4 Things Employees Wish Their Managers Did More
The gap between employee and manager can often seem impossibly wide and as a result employees rarely want to offer constructive criticism to their superiors at work.
But what would they say if they could? The University of Edinburgh asked 1,000 employees what aspect of their managers they would change, and many of the responses came down to improvement on their social and interpersonal skills. Normally someone is promoted for their quality of work and hard skills rather than soft skills such as mannerisms and personality.

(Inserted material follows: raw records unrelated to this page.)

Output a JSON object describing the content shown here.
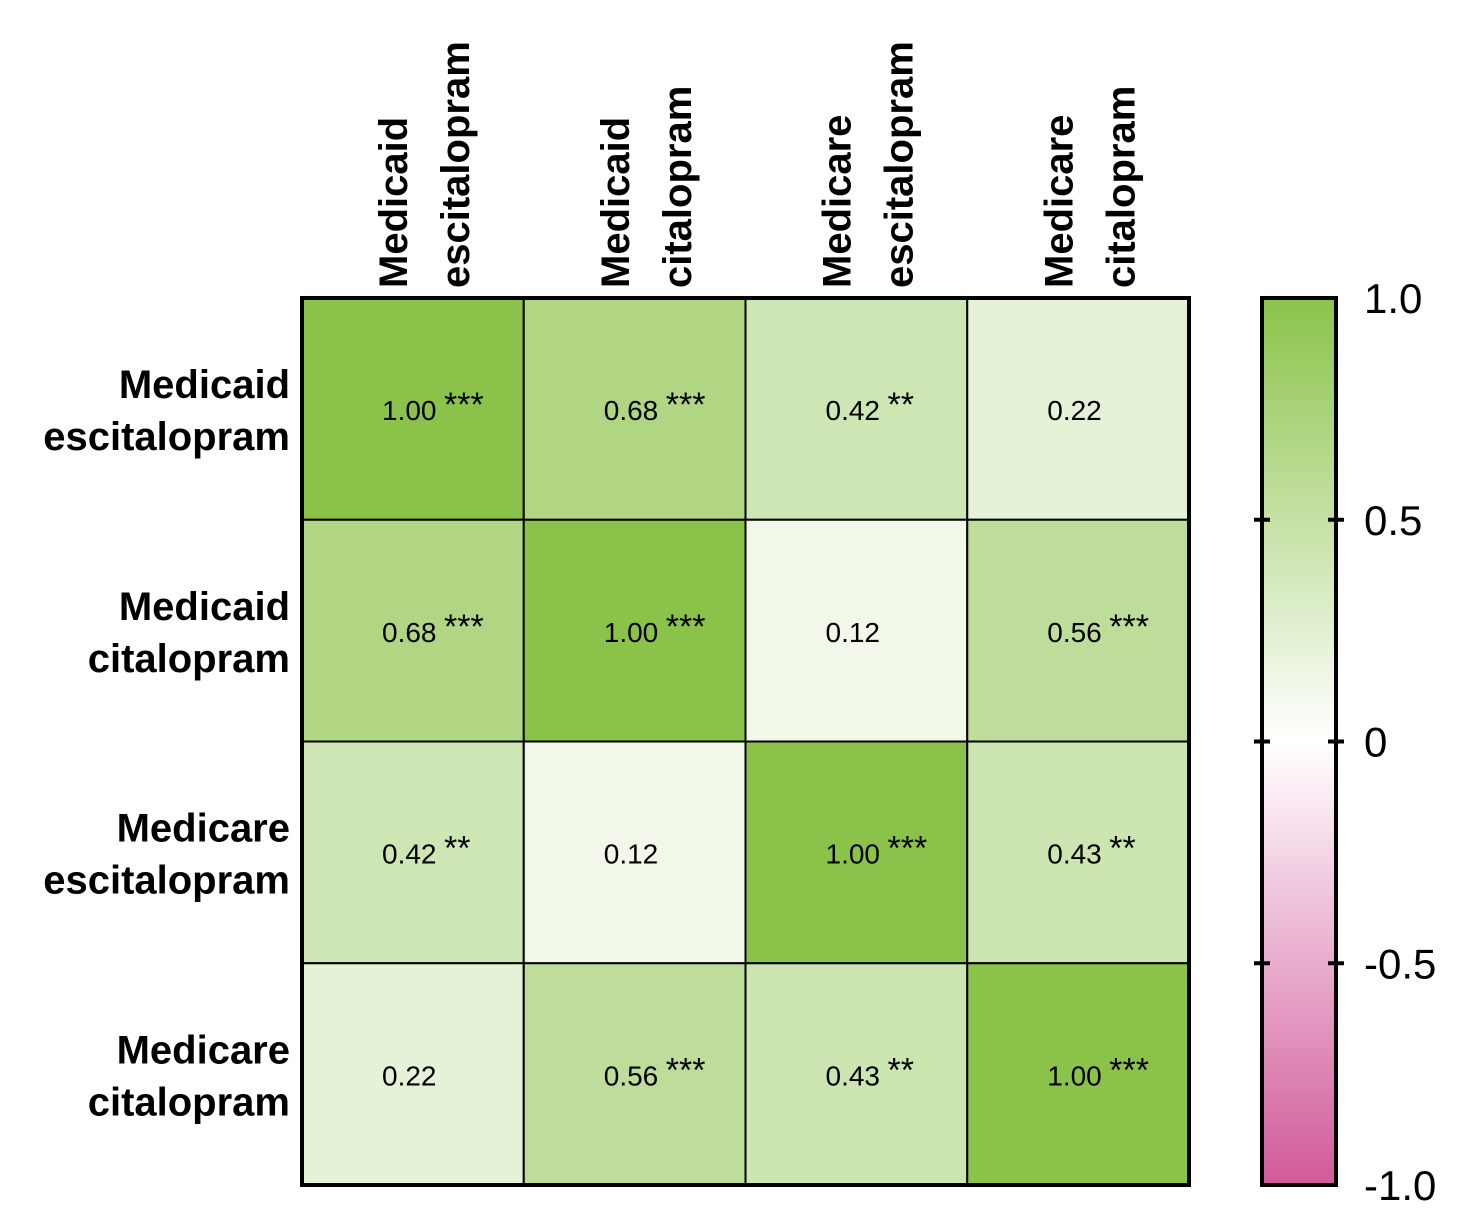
{
  "chart_data": {
    "type": "heatmap",
    "title": "",
    "row_labels": [
      [
        "Medicaid",
        "escitalopram"
      ],
      [
        "Medicaid",
        "citalopram"
      ],
      [
        "Medicare",
        "escitalopram"
      ],
      [
        "Medicare",
        "citalopram"
      ]
    ],
    "col_labels": [
      [
        "Medicaid",
        "escitalopram"
      ],
      [
        "Medicaid",
        "citalopram"
      ],
      [
        "Medicare",
        "escitalopram"
      ],
      [
        "Medicare",
        "citalopram"
      ]
    ],
    "values": [
      [
        1.0,
        0.68,
        0.42,
        0.22
      ],
      [
        0.68,
        1.0,
        0.12,
        0.56
      ],
      [
        0.42,
        0.12,
        1.0,
        0.43
      ],
      [
        0.22,
        0.56,
        0.43,
        1.0
      ]
    ],
    "value_labels": [
      [
        "1.00",
        "0.68",
        "0.42",
        "0.22"
      ],
      [
        "0.68",
        "1.00",
        "0.12",
        "0.56"
      ],
      [
        "0.42",
        "0.12",
        "1.00",
        "0.43"
      ],
      [
        "0.22",
        "0.56",
        "0.43",
        "1.00"
      ]
    ],
    "significance": [
      [
        "***",
        "***",
        "**",
        ""
      ],
      [
        "***",
        "***",
        "",
        "***"
      ],
      [
        "**",
        "",
        "***",
        "**"
      ],
      [
        "",
        "***",
        "**",
        "***"
      ]
    ],
    "colorbar": {
      "range": [
        -1.0,
        1.0
      ],
      "ticks": [
        1.0,
        0.5,
        0,
        -0.5,
        -1.0
      ],
      "tick_labels": [
        "1.0",
        "0.5",
        "0",
        "-0.5",
        "-1.0"
      ],
      "high_color": "#8BC34A",
      "mid_color": "#FFFFFF",
      "low_color": "#D15A9A"
    }
  }
}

Here are some of main pointers that employees wish their managers did more:
Procurement of adequate resources
The main job of the management team is to make sure that their teams have everything required to meet deadlines and fulfil goals. This is not only including material resources, but also getting necessary information from other departments, obtaining more time, or funding for advertising for projects etc. Without this, even the most dedicated employee is set up for failure.
Praise & thanks
Acknowledgement can go a long way when it comes to keeping employee morale high. Managers who notice when tasks are completed to a high standard and consequently thank or praise the responsible parties are much more likely to have a happy and hard working team.
Communication is key
Lack of communication was the number one issue employees had with their Managers. Communicating expectations, deadlines, objectives, and also ensuring communication between staff members is happening and to a high standard. If you can’t communicate well, you will never be an effective manager.
Trust & respect
Micromanagement is an issue that will rapidly wear away employee satisfaction. Employees want to know their managers respect them not only enough to give them an important project, but also that they are trusted enough to complete it without checking up or further delegation. It shows trust when you make yourself available for questions, however wait until they come to you rather than constantly asking and offering a different opinion.